# Bodine Jar



## buzzkutt033 (Oct 28, 2013)

we found this broken jar over the weekend. it was in an old pit with pontil meds and 1860's stuff. i know these photos aren't the best, but i thought maybe the jar folks would like to see them.


----------



## buzzkutt033 (Oct 28, 2013)

it's embossed   J.  BODINE  /   PHILa it's crude looking embossing.


----------



## buzzkutt033 (Oct 28, 2013)

the top is unusual. has these odd looking blown threads and a ground top. it was in old context. caught my eye. thought i'd share.


----------



## buzzkutt033 (Oct 28, 2013)

a different view of the top


----------



## rallcollector (Oct 29, 2013)

Hard to tell from your pic, but a very similar jar is being auctioned on North American Glass and ending today.  Here is the link...http://www.gregspurgeon.com/auction/detail.asp?id=6149I think the Bodine and Potter & Bodine jars are extremely cool!Paul


----------



## cowseatmaize (Oct 29, 2013)

> i know these photos aren't the best, but i thought maybe the jar folks would like to see them.


The pic is fine, it's just that it looks like  150 YO poo with glass underneath it. []


----------



## deenodean (Oct 29, 2013)

Fine jar.
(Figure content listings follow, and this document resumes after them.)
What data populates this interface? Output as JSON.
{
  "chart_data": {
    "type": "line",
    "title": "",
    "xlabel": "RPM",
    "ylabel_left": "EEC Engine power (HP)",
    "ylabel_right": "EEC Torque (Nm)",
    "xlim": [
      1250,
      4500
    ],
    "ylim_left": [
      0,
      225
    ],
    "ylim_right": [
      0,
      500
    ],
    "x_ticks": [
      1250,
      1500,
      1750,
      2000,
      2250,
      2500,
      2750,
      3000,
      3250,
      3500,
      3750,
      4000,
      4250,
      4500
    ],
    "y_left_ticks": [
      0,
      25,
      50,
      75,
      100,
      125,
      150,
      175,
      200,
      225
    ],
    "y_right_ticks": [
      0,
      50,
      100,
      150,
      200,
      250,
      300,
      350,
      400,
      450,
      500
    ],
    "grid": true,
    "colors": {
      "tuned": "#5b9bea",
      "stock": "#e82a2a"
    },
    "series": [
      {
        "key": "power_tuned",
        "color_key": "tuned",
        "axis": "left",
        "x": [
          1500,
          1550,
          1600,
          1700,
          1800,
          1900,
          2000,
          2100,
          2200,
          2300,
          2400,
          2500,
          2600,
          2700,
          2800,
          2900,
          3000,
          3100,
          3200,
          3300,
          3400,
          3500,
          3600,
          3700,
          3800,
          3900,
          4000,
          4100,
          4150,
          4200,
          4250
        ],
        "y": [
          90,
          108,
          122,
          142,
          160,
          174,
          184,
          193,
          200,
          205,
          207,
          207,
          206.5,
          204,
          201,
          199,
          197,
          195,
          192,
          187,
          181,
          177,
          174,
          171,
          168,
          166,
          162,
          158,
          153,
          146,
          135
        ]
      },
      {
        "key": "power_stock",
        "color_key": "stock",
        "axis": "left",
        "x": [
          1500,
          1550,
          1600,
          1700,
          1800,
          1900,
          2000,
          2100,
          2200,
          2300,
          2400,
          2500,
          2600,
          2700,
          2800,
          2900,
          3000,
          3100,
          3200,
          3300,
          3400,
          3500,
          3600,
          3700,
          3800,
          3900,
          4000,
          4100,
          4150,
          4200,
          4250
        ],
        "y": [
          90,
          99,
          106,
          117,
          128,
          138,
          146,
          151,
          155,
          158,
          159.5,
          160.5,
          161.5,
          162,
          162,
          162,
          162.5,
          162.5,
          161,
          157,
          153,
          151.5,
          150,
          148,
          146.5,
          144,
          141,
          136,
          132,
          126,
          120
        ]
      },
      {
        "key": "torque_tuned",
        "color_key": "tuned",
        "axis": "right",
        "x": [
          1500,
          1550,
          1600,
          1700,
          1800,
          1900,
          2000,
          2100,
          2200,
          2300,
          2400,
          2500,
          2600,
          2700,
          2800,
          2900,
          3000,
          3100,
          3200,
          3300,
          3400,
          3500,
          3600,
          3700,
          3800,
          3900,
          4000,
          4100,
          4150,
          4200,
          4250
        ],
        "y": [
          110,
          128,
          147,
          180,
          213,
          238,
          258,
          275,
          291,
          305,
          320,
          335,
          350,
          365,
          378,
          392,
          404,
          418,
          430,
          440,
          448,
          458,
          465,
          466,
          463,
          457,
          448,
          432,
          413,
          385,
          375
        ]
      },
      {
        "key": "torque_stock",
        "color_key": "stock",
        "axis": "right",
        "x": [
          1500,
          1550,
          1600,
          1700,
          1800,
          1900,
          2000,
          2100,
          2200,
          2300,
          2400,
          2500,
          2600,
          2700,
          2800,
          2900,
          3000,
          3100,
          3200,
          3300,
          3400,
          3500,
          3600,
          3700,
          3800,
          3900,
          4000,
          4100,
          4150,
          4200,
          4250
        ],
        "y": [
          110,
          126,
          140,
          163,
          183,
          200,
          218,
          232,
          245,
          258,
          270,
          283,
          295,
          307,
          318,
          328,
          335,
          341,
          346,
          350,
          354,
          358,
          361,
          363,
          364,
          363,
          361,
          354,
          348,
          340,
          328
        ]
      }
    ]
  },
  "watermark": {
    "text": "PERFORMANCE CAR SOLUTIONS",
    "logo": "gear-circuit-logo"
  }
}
I dont see J. Bodine in the Redbook , only F. & J. Bodine. Lets gett'r cleaned up and see if that F is there somewhere.Is it a hg , qt or pt?


----------



## buzzkutt033 (Oct 29, 2013)

of course you guys/gals were right. it's F & J BODINE


----------



## buzzkutt033 (Oct 29, 2013)

it's probably a quart, but it looks bigger


----------



## buzzkutt033 (Oct 29, 2013)

half the bottom is off it, but it is something i don't remember seeing before.


----------



## buzzkutt033 (Oct 29, 2013)

wonder what the lid looked like?  strange looking top.


----------



## MNJars (Oct 29, 2013)

Very cool jar.  Too bad it's broken.  The lid would have been just a tin cap with a bent wire soldered over the top that turned into those threads that you see.  The link that Paul provided has a picture of the jar and closure, but you have to be logged in to view the pictures.


----------



## cowseatmaize (Oct 29, 2013)

> The lid would have been just a tin cap with a bent wire soldered over the top that turned into those threads that you see.


Like an early milk bottle then.[8|]


----------